Dear Editor:

I would like to highlight several key aspects of the Alvarez paper entitled, “A Prospective, Randomized, Comparative Study of Collagenase and Papain-Urea for Pressure Ulcer Debridement,” which was published in WOUNDS in October, 2002 [2002;14(8):293-301]. It is my hope to provide the readers with additional information, which may allow them to better understand the study outcomes and conclusions. I also wish to exemplify the importance of following manufacturer’s recommendations for product usage.

Proper product application. Alvarez, et al., assumed both Collagenase Santyl® Ointment (Smith & Nephew Inc., Largo, Florida) and Accuzyme® papain-urea ointment (Healthpoint Ltd., Ft. Worth, Texas) should be applied in the same manner, with papain-urea and collagenase applied over the entire surface of nonviable tissue. This is ideal for papain-urea, but is contrary to the manufacturer’s recommendations for collagenase. Papain-urea should be strictly applied to nonviable tissue. Collagenase, however, should be applied to the entire lesion and not be strictly confined to the nonviable tissue. Boxer, et al.,[1] states, “…necrotic tissue may be anchored to the wound surface by strands of undenatured collagen. Since necrotic tissue is an important cause of failure of the wound to heal, it is obvious that such binding must be severed before healing can occur. Until these collagen fibers are severed, debridement cannot take place, granulation is slowed, and no supportive base is available for epithelialization.”1 Collagenase works by severing nonviable collagen, and this can only be done by applying collagenase to the entire base of the lesion. Alvarez, et al., cite references from Rao,[2] Varma,[3] Boxer,[1] and Lee.[4] In each of these studies, collagenase was applied to the entire lesion and not confined strictly to the nonviable tissue. The clinical results reported in these studies with this method of application stand in stark contrast to the results reported in the Alvarez study when application of collagenase is restricted to just the top of necrotic tissue alone.
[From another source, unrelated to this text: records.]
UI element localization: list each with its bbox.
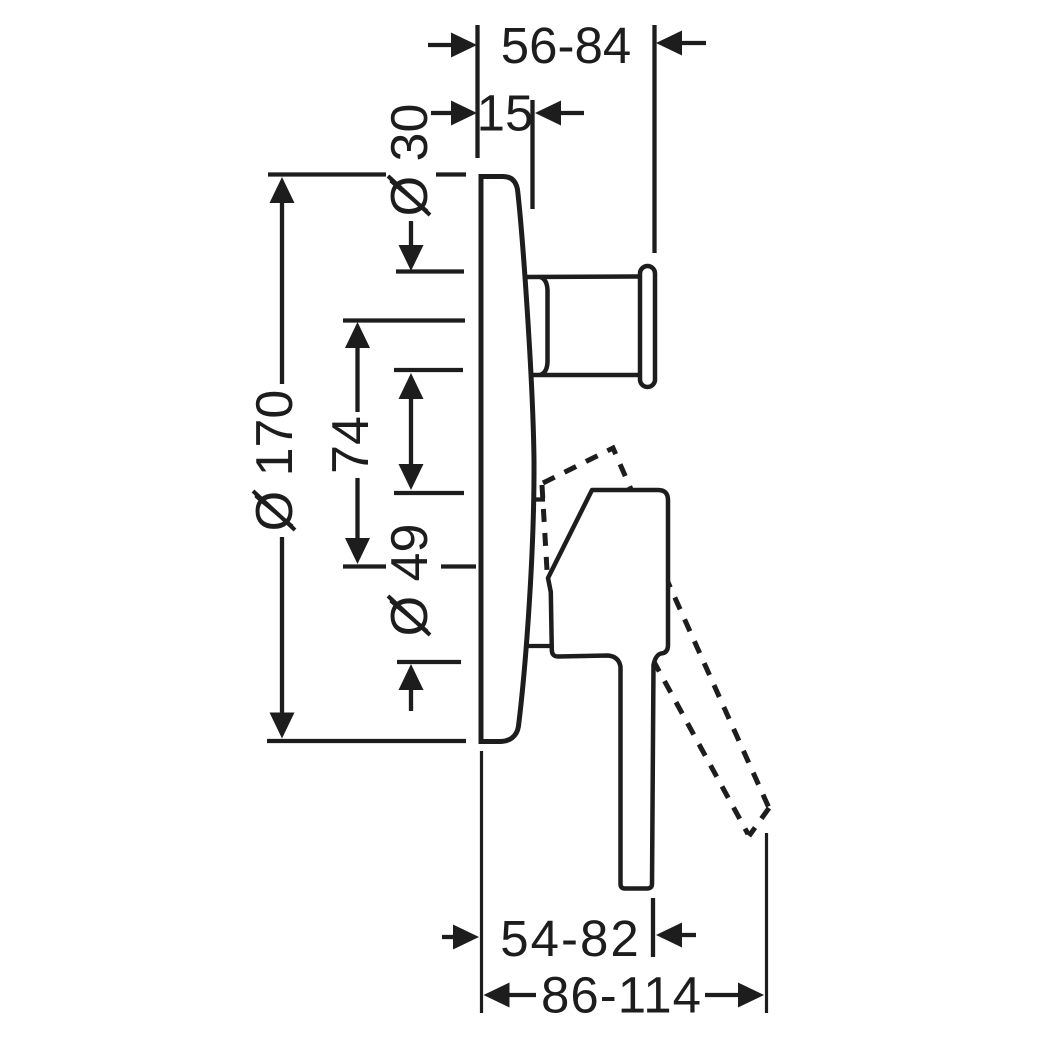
svg-text:Ø 30: Ø 30 bbox=[381, 104, 439, 217]
svg-text:54-82: 54-82 bbox=[500, 910, 640, 967]
svg-text:Ø 49: Ø 49 bbox=[381, 524, 439, 637]
svg-text:86-114: 86-114 bbox=[541, 967, 702, 1024]
svg-text:74: 74 bbox=[322, 416, 380, 474]
svg-text:15: 15 bbox=[477, 85, 534, 142]
svg-text:56-84: 56-84 bbox=[501, 17, 631, 74]
svg-text:Ø 170: Ø 170 bbox=[246, 390, 304, 532]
Based upon the previously mentioned studies, for optimal results, collagenase should be applied to the entire wound bed, thereby denaturing the collagen strands that anchor the necrotic tissue to the wound base. The papain-urea product was used correctly and according to product insert; however, the study assumed that collagenase should be used in the same manner and it should not.
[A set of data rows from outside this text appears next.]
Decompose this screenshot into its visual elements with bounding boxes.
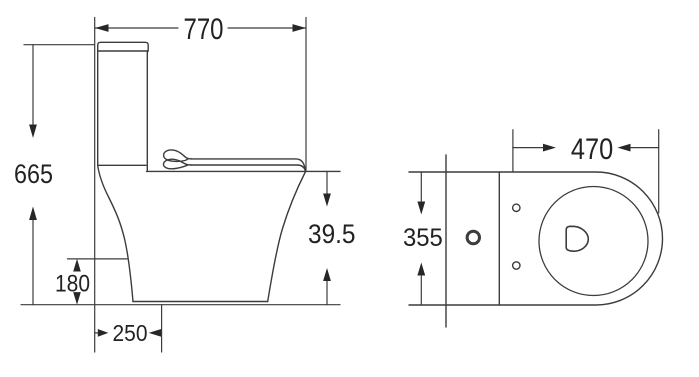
180 arrow up bbox=[73, 259, 81, 272]
665 arrow up bbox=[29, 207, 37, 221]
39.5 upper dim shaft bbox=[326, 171, 328, 194]
top view outer shape bbox=[409, 172, 663, 305]
tank left edge bbox=[97, 51, 99, 165]
drain hole bbox=[566, 226, 588, 251]
665 top extension line bbox=[24, 44, 94, 46]
355 arrow down bbox=[417, 202, 425, 215]
770 right extension line bbox=[305, 18, 307, 172]
svg-text:250: 250 bbox=[113, 320, 148, 346]
svg-text:665: 665 bbox=[14, 159, 53, 189]
tank lid (side view) bbox=[98, 42, 149, 51]
770 dimension line right part bbox=[228, 27, 306, 29]
39.5 arrow up bbox=[323, 268, 331, 281]
tank bottom line bbox=[98, 164, 146, 166]
250 right extension line bbox=[161, 305, 163, 352]
foot bottom line bbox=[133, 301, 268, 303]
470 dim shaft right bbox=[627, 147, 659, 149]
770 arrow right bbox=[293, 24, 307, 32]
250 arrow right bbox=[98, 329, 109, 337]
button ring bbox=[467, 231, 479, 243]
665 lower dim shaft bbox=[32, 219, 34, 305]
svg-text:180: 180 bbox=[55, 271, 90, 298]
top view left edge line bbox=[445, 155, 447, 327]
250 arrow left bbox=[149, 329, 162, 337]
svg-text:355: 355 bbox=[403, 224, 443, 252]
svg-text:470: 470 bbox=[571, 133, 613, 166]
39.5 lower dim shaft bbox=[326, 281, 328, 305]
rim line (seat underside, extends as 39.5 extension) bbox=[147, 170, 341, 172]
svg-text:39.5: 39.5 bbox=[308, 219, 356, 249]
470 right extension line bbox=[658, 130, 660, 213]
665 upper dim shaft bbox=[32, 45, 34, 125]
39.5 arrow down bbox=[323, 194, 331, 207]
svg-text:770: 770 bbox=[184, 13, 224, 46]
seat top line to front tip bbox=[191, 165, 306, 171]
tank divider line bbox=[498, 172, 500, 305]
180 arrow down bbox=[73, 292, 81, 305]
seat hole lower bbox=[513, 262, 520, 269]
770 arrow left bbox=[95, 24, 109, 32]
665 arrow down bbox=[29, 125, 37, 139]
470 dim shaft left bbox=[513, 147, 546, 149]
180 extension line bbox=[68, 258, 128, 260]
bowl back outline bbox=[98, 165, 133, 301]
lid top line with right corner bbox=[191, 159, 305, 171]
tank right edge bbox=[146, 51, 148, 171]
seat hole upper bbox=[513, 204, 520, 211]
bowl circle bbox=[539, 187, 648, 296]
floor line bbox=[21, 304, 340, 306]
left extension line (770 left / 250 left) bbox=[94, 18, 96, 353]
470 arrow right bbox=[543, 144, 556, 152]
seat curl (hinge lower) bbox=[163, 159, 191, 169]
355 upper dim shaft bbox=[420, 172, 422, 201]
355 arrow up bbox=[417, 263, 425, 276]
355 lower dim shaft bbox=[420, 276, 422, 305]
470 left extension line bbox=[512, 130, 514, 172]
lid curl (hinge) bbox=[164, 150, 192, 161]
470 arrow left bbox=[618, 144, 631, 152]
250 dim stub right bbox=[158, 332, 162, 334]
bowl front outline bbox=[268, 172, 306, 302]
770 dimension line left part bbox=[95, 27, 178, 29]
250 dim stub left bbox=[95, 332, 99, 334]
The use of cover dressings. In the Alvarez study, the wounds treated with papain-urea and wounds treated with collagenase were covered with moistened gauze dressings. This is the proper protocol for application of papain-urea and will help create the most beneficial environment to foster papain-urea products; however, it is not proper protocol for collagenase. The active enzyme in the collagenase ointment is collagenase, which is a hydrophilic molecule. For ease of application, the enzyme is contained within a petrolatum base, which is considered hydrophobic. Since the active enzyme, collagenase, which is responsible for debridement, is hydrophilic and seeks moisture, the manufacturer has consistently recommended that a dry, sterile dressing be used to cover collagenase. If not, the formulation’s potency could be diluted as some of the enzyme could be drawn up to the moistened gauze, instead of towards the wound.
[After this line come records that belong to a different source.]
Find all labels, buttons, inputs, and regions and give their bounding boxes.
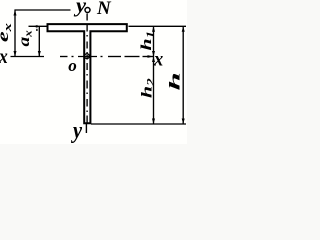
y-axis (dash-dot centre line through web)	[86, 14, 88, 123]
T-section outline (flange + web)	[48, 24, 127, 123]
dimension line a_x	[34, 25, 41, 57]
x-axis (dash-dot centre line through centroid o)	[11, 56, 154, 58]
dimension line h1 / h2	[152, 26, 155, 124]
svg-text:x: x	[153, 49, 163, 71]
svg-text:x: x	[0, 46, 8, 68]
right top extension line	[129, 25, 187, 27]
centroid circle o	[85, 54, 90, 59]
y-axis tail below web	[85, 124, 87, 134]
top extension line (from N level leftwards)	[14, 9, 70, 11]
dimension line h	[182, 26, 185, 124]
bottom extension line	[91, 123, 186, 125]
force application point circle on y axis	[85, 8, 90, 13]
x-axis right arrow	[148, 55, 154, 58]
svg-text:N: N	[96, 0, 112, 19]
svg-text:o: o	[68, 56, 77, 75]
svg-text:ex: ex	[0, 23, 14, 42]
svg-text:h: h	[166, 72, 183, 90]
left flange-top extension line	[29, 25, 48, 27]
dimension line e_x	[14, 10, 17, 57]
The results reported in Alvarez’s study for collagenase when used with a moist gauze dressing are clearly inconsistent with the results reported in past published randomized controlled studies when collagenase was used with a dry gauze dressing. Previously published studies show that much better results can be expected when collagenase is used according to manufacturer’s recommendations, which is to cover the entire lesion with collagenase and then cover the lesion with dry gauze.